Termasuk batasan kuota maksimal sopir untuk mendapat BBM, menurutnya mengganggu kinerja.

“Kalau terbatas seperti ini, kami jelas terganggu. Kami ini punya uang loh. Kami tidak mau mencuri. Kami juga mempunyai harga yang sama dengan orang-orang yang beli. Kenapa kami dipersulit? Ini kan tidak adil gitu loh,” bebernya.

Supriyono menyebut, pembelian BBM subsidi para sopir selama ini sudah mematuhi aturan, dan dia membantah adanya dugaan penimbunan.

“Tapi tuduhan Pertamina adalah ada yang namanya langsir BBM, ada mafia BBM, ada kemungkinan itu dijual kembali. Loh, kalau indikasinya masih terindikasi, kenapa kami ditindak? Sehingga apa? Kami tidak dapat bekerja.

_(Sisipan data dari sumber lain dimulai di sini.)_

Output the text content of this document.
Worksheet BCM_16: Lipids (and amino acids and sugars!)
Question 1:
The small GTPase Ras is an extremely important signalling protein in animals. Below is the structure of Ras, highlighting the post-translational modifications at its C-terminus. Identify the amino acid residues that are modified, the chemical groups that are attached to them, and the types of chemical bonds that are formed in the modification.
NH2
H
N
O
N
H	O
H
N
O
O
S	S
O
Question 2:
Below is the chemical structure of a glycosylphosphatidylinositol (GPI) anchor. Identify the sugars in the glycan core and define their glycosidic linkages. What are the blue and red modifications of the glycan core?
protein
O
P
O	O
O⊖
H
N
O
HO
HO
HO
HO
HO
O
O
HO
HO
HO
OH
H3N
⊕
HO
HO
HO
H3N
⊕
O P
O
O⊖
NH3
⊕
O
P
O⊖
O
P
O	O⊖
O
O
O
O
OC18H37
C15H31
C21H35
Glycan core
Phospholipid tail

Dan ini berpengaruh pada ekonomi kami di keluarga,” ungkapnya.

Supriyono menambahkan, sopir truk dibatasi maksimal 200 liter selama 24 jam, sementara menurutnya jumlah itu kurang.

“Aslinya lebih sampai 300-400 liter karena kan kalau misalnya dari Banyuwangi ya terus kirim ke Jakarta itu kan juga satu kali berangkat gitu kan sedangkan batasan kami satu kali 24 jam,” ungkapnya.

Hingga hari ini, katanya, banyak sopir yang mengalami pemblokiran barcode pembelian BBM. Akibatnya, harus membeli BBM non subsidi.

“Sedangkan ongkosan hari ini kan belum ada. Standar ongkosan dari pemerintah untuk kami kan enggak ada. Kami kalau mau beli BBM non subsidi jelas upah kami berkurang. Tidak nutut lah kalau bahasanya orang Jawa,” jelasnya.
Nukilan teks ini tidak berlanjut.